Now this romantic vision of liberty-as-flow certainly raises some questions. For example, wouldn’t unceasing flux threaten our ability to know the good? Knowledge of the good implies truth and truth itself, unlike our estimations of the truth, doesn’t change. So if everything is in flux there can be no truth. In Circles, Emerson writes: “Our life is an apprenticeship to the truth, that around every circle another can be drawn; that there is no end in nature, but every end is a beginning; that there is always another dawn risen on mid-noon, and under every deep a lower deep opens.” And he notes that every “ultimate fact is only the first of a new series. Every general law only a particular fact of some more general law presently to disclose itself. There is no outside, no inclosing wall, no circumference to us. The man finishes his story, — how good! how final! how it puts a new face on all things! He fills the sky. Lo! on the other side rises also a man, and draws a circle around the circle we had just pronounced the outline of the sphere.” These passages strongly suggest there is indeed no place for the abiding truth. But Emerson goes on to assure us that his vision doesn’t entail moral relativism or skepticism since “this incessant movement and progression which all things partake could never become sensible to us but by contrast to some principle of fixture or stability in the soul”. This fixture is an “eternal generator” which contains within it all potential ideas, actions, and facts and “abides”. The effects of this “energizing spirit” are bound to be imperfect, transitory, and ultimately superseded insofar as “every action admits of being outdone” and “everything looks permanent until its secret is known.” But the generator and its forms offers us stability within the changes of the ever-expanding circles of innovation, creation, and destruction.

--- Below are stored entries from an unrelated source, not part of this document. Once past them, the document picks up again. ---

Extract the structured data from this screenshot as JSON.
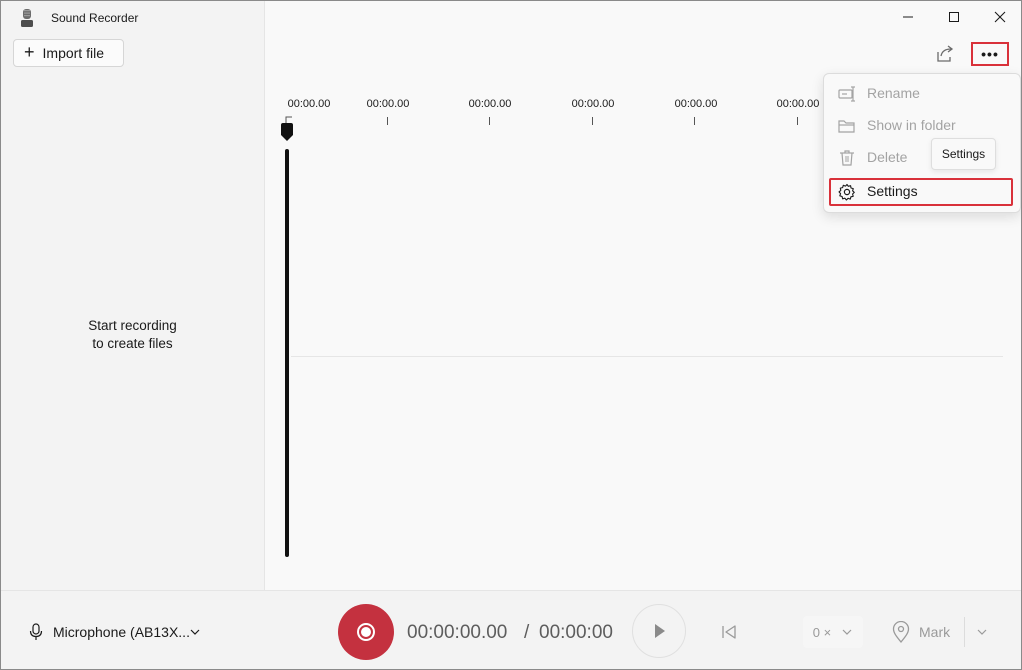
{
  "app": {
    "title": "Sound Recorder"
  },
  "sidebar": {
    "import_label": "Import file",
    "empty_line1": "Start recording",
    "empty_line2": "to create files"
  },
  "timeline": {
    "ticks": [
      "00:00.00",
      "00:00.00",
      "00:00.00",
      "00:00.00",
      "00:00.00",
      "00:00.00"
    ]
  },
  "menu": {
    "items": [
      {
        "label": "Rename",
        "icon": "rename-icon",
        "enabled": false
      },
      {
        "label": "Show in folder",
        "icon": "folder-icon",
        "enabled": false
      },
      {
        "label": "Delete",
        "icon": "trash-icon",
        "enabled": false
      },
      {
        "label": "Settings",
        "icon": "gear-icon",
        "enabled": true
      }
    ],
    "tooltip": "Settings"
  },
  "bottom": {
    "mic_label": "Microphone (AB13X...",
    "current_time": "00:00:00.00",
    "separator": "/",
    "total_time": "00:00:00",
    "speed_label": "0 ×",
    "mark_label": "Mark"
  },
  "colors": {
    "record": "#c4313f",
    "highlight": "#d9313a"
  }
}
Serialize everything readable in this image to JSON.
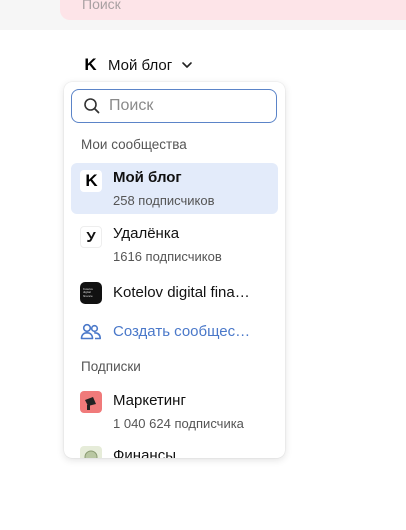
{
  "top_search": {
    "placeholder": "Поиск"
  },
  "blog_switcher": {
    "label": "Мой блог",
    "logo_letter": "K"
  },
  "dropdown": {
    "search_placeholder": "Поиск",
    "communities_title": "Мои сообщества",
    "communities": [
      {
        "name": "Мой блог",
        "subscribers": "258 подписчиков",
        "avatar": "K",
        "selected": true
      },
      {
        "name": "Удалёнка",
        "subscribers": "1616 подписчиков",
        "avatar": "У"
      },
      {
        "name": "Kotelov digital fina…",
        "avatar_text": "Kotelov digital finance"
      }
    ],
    "create_label": "Создать сообщес…",
    "subscriptions_title": "Подписки",
    "subscriptions": [
      {
        "name": "Маркетинг",
        "subscribers": "1 040 624 подписчика",
        "icon": "megaphone-icon"
      },
      {
        "name": "Финансы",
        "icon": "coin-icon"
      }
    ]
  },
  "colors": {
    "accent": "#4a78c9",
    "selected_bg": "#e3ebfa",
    "top_search_bg": "#fde4e8",
    "marketing_icon_bg": "#f07a7a"
  }
}
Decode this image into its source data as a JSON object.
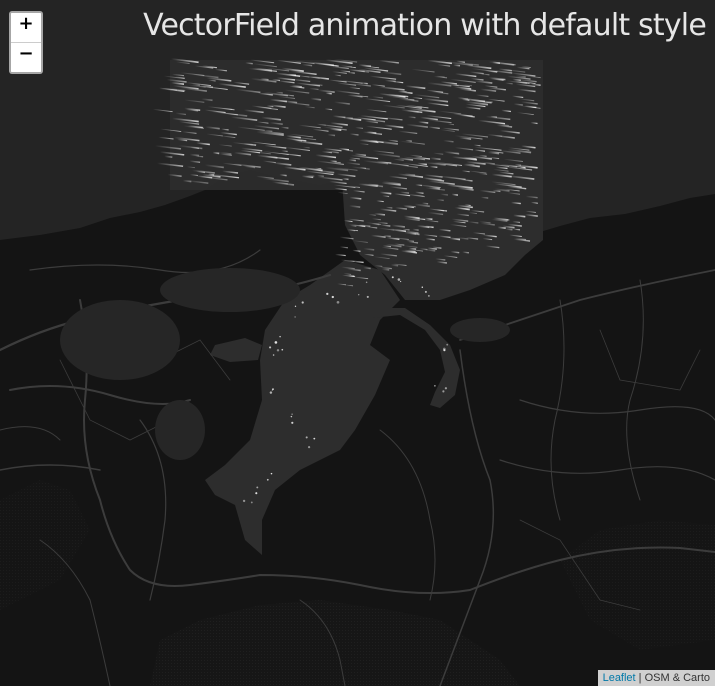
{
  "title": "VectorField animation with default style",
  "zoom": {
    "in_label": "+",
    "out_label": "−"
  },
  "attribution": {
    "link_label": "Leaflet",
    "separator": " | ",
    "credit": "OSM & Carto"
  },
  "colors": {
    "land": "#151515",
    "sea": "#242424",
    "field_layer": "#2e2e2e",
    "roads": "#3a3a3a",
    "particles": "#ffffff"
  }
}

Of course this form of stability may be of little consolation to those who have lost cherished things and people to the flow. Emerson himself suffered the transience of life first hand with the deaths of his first wife, his two brothers, and his first son Waldo who died at six. But it appears that the stability of the energizing spirit can help us bear and even overcome this suffering. For in treating things poetically we may realize, as Emerson apparently did, what I would call the secret of the secret of the world, namely, the secret that within the flow “indwelling necessity plants the rose of beauty on the brow of chaos, and discloses the central intention of Nature to be harmony and joy” (see his essay Fate).
Emerson was a noble soul to be sure. Yet this optimism strikes many, including myself, as unfounded given the harsh facts of the world. But I think it is worth taking seriously for two reasons: first, it is out of fashion and, well, we should think against the fashions; and, second, perhaps the difficulty involved in accepting this secret of the secret of the world is part of what makes it a secret in the first place. We shouldn’t expect the vision of indwelling necessity, beauty, and joy to be disclosed too easily. Could it be we need to follow Emerson’s lead and be a bit more…imaginative? To do so would be to draw a new circle and experience, rather than analyze and dissect, the wonder of life that can only come from abandonment: “The one thing which we seek with insatiable desire is to forget ourselves, to be surprised out of our propriety, to lose our sempiternal memory, and to do something without knowing how or why; in short, to draw a new circle. Nothing great was ever achieved without enthusiasm. The way of life is wonderful: it is by abandonment.”